Mr Assange's British lawyer, Mark Stephens, suggested however that Mr Assange disagreed with the cyber attacks.

"When I told Julian about the cyber attacks ... he said 'Look, I've been subject to cyber attacks. I believe in free speech, I don't believe in censorship and of course cyber attacks are just that'," he told Sky News.

Mr Stephens said Mr Assange was on "twenty-three-and-a-half hour lockdown" in prison.

"He is in isolation. He doesn't have access to newspapers or television or other news devices. He is not getting mail, he is subject to the pettiest forms of censorship," he said, adding that he expected a decision on bail later.

Mr Assange and his lawyers have voiced fears that US prosecutors may be preparing to indict him for espionage over WikiLeaks' publication of the documents, which have embarrassed the United States and other countries.
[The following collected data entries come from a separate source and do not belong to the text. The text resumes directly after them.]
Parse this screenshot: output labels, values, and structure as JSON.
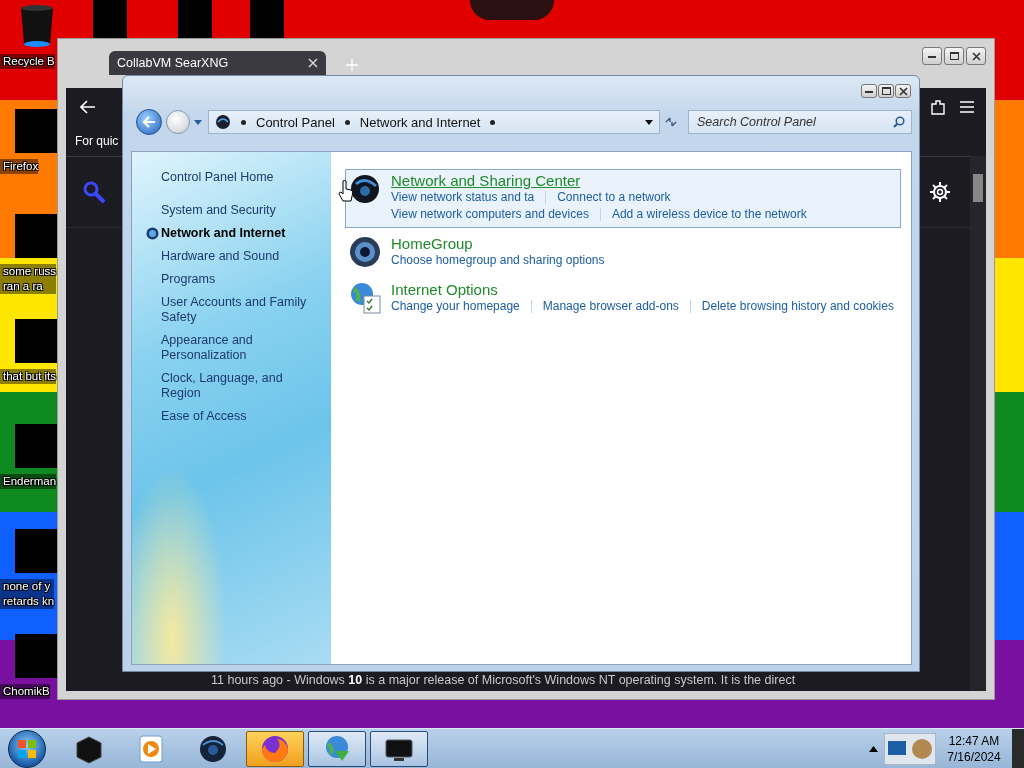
{
  "desktop": {
    "icons": [
      {
        "label": "Recycle B",
        "kind": "bin"
      },
      {
        "label": "Firefox",
        "kind": "blocked"
      },
      {
        "label": "some russ\nran a ra",
        "kind": "blocked"
      },
      {
        "label": "that but its",
        "kind": "blocked"
      },
      {
        "label": "Enderman",
        "kind": "blocked"
      },
      {
        "label": "none of y\nretards kn",
        "kind": "blocked"
      },
      {
        "label": "ChomikB",
        "kind": "blocked"
      }
    ]
  },
  "browser": {
    "tabs": [
      {
        "title": "CollabVM SearXNG",
        "selected": true
      }
    ],
    "hint": "For quic",
    "snippet": "11 hours ago - Windows **10** is a major release of Microsoft's Windows NT operating system. It is the direct"
  },
  "control_panel": {
    "breadcrumbs": [
      "Control Panel",
      "Network and Internet"
    ],
    "search": {
      "placeholder": "Search Control Panel"
    },
    "sidebar": {
      "items": [
        {
          "label": "Control Panel Home",
          "kind": "home",
          "selected": false
        },
        {
          "label": "System and Security",
          "kind": "category",
          "selected": false
        },
        {
          "label": "Network and Internet",
          "kind": "category",
          "selected": true
        },
        {
          "label": "Hardware and Sound",
          "kind": "category",
          "selected": false
        },
        {
          "label": "Programs",
          "kind": "category",
          "selected": false
        },
        {
          "label": "User Accounts and Family Safety",
          "kind": "category",
          "selected": false
        },
        {
          "label": "Appearance and Personalization",
          "kind": "category",
          "selected": false
        },
        {
          "label": "Clock, Language, and Region",
          "kind": "category",
          "selected": false
        },
        {
          "label": "Ease of Access",
          "kind": "category",
          "selected": false
        }
      ]
    },
    "categories": [
      {
        "title": "Network and Sharing Center",
        "kind": "network",
        "highlighted": true,
        "links": [
          [
            "View network status and ta",
            "Connect to a network"
          ],
          [
            "View network computers and devices",
            "Add a wireless device to the network"
          ]
        ]
      },
      {
        "title": "HomeGroup",
        "kind": "homegroup",
        "highlighted": false,
        "links": [
          [
            "Choose homegroup and sharing options"
          ]
        ]
      },
      {
        "title": "Internet Options",
        "kind": "internet",
        "highlighted": false,
        "links": [
          [
            "Change your homepage",
            "Manage browser add-ons",
            "Delete browsing history and cookies"
          ]
        ]
      }
    ]
  },
  "taskbar": {
    "buttons": [
      {
        "kind": "box",
        "active": false,
        "running": false
      },
      {
        "kind": "media",
        "active": false,
        "running": false
      },
      {
        "kind": "globe",
        "active": false,
        "running": false
      },
      {
        "kind": "browser",
        "active": true,
        "running": false
      },
      {
        "kind": "download",
        "active": false,
        "running": true
      },
      {
        "kind": "monitor",
        "active": false,
        "running": true
      }
    ],
    "clock": {
      "time": "12:47 AM",
      "date": "7/16/2024"
    }
  }
}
The US justice department has been looking into a range of criminal charges, including violations of the 1917 Espionage Act, that could be filed in the WikiLeaks case.

A ComRes poll of 2,000 Britons for CNN, published today, found 44 per cent believed that the sex allegations against Mr Assange were an excuse to get him into custody so the United States could prosecute him for releasing the secret papers. The same proportion believed Britain should send Mr Assange to Sweden to face questioning.